How to make a Ruby string safe for a filesystem?

Ruby on-RailsRubyStringFilesystems

Ruby on-Rails Problem Overview


I have user entries as filenames. Of course this is not a good idea, so I want to drop everything except [a-z], [A-Z], [0-9], _ and -.

For instance:

my§document$is°°   very&interesting___thisIs%nice445.doc.pdf

should become

my_document_is_____very_interesting___thisIs_nice445_doc.pdf

and then ideally

my_document_is_very_interesting_thisIs_nice445_doc.pdf

Is there a nice and elegant way for doing this?

Ruby on-Rails Solutions


Solution 1 - Ruby on-Rails

I'd like to suggest a solution that differs from the old one. Note that the old one uses the deprecated returning. By the way, it's anyway specific to Rails, and you didn't explicitly mention Rails in your question (only as a tag). Also, the existing solution fails to encode .doc.pdf into _doc.pdf, as you requested. And, of course, it doesn't collapse the underscores into one.

Here's my solution:

def sanitize_filename(filename)
  # Split the name when finding a period which is preceded by some
  # character, and is followed by some character other than a period,
  # if there is no following period that is followed by something
  # other than a period (yeah, confusing, I know)
  fn = filename.split /(?<=.)\.(?=[^.])(?!.*\.[^.])/m

  # We now have one or two parts (depending on whether we could find
  # a suitable period). For each of these parts, replace any unwanted
  # sequence of characters with an underscore
  fn.map! { |s| s.gsub /[^a-z0-9\-]+/i, '_' }

  # Finally, join the parts with a period and return the result
  return fn.join '.'
end

You haven't specified all the details about the conversion. Thus, I'm making the following assumptions:

  • There should be at most one filename extension, which means that there should be at most one period in the filename
  • Trailing periods do not mark the start of an extension
  • Leading periods do not mark the start of an extension
  • Any sequence of characters beyond AZ, az, 09 and - should be collapsed into a single _ (i.e. underscore is itself regarded as a disallowed character, and the string '$%__°#' would become '_' – rather than '___' from the parts '$%', '__' and '°#')
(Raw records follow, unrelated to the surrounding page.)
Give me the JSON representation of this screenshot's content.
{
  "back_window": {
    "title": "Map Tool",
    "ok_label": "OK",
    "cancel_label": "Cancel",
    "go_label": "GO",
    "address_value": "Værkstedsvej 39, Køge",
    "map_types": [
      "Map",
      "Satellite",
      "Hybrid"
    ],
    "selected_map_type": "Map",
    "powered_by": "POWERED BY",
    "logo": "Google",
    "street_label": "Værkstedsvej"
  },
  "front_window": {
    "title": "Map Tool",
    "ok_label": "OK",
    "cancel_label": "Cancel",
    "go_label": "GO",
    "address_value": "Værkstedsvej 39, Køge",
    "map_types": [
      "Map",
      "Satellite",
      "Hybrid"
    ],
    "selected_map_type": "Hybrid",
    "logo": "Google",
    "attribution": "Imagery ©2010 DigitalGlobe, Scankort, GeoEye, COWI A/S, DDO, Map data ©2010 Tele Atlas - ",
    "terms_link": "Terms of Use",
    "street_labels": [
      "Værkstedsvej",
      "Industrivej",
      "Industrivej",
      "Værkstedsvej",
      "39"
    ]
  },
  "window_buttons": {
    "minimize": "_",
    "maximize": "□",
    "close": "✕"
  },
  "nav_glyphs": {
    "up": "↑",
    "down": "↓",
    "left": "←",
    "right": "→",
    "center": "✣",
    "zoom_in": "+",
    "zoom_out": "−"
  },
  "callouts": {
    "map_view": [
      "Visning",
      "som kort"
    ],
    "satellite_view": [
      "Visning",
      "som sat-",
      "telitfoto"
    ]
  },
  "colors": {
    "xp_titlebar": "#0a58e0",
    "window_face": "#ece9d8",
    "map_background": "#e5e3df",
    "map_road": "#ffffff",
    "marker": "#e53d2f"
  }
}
The complicated part of this is where I split the filename into the main part and extension. With the help of a regular expression, I'm searching for the last period, which is followed by something else than a period, so that there are no following periods matching the same criteria in the string. It must, however, be preceded by some character to make sure it's not the first character in the string.

My results from testing the function:

1.9.3p125 :006 > sanitize_filename 'my§document$is°°   very&interesting___thisIs%nice445.doc.pdf'
 => "my_document_is_very_interesting_thisIs_nice445_doc.pdf"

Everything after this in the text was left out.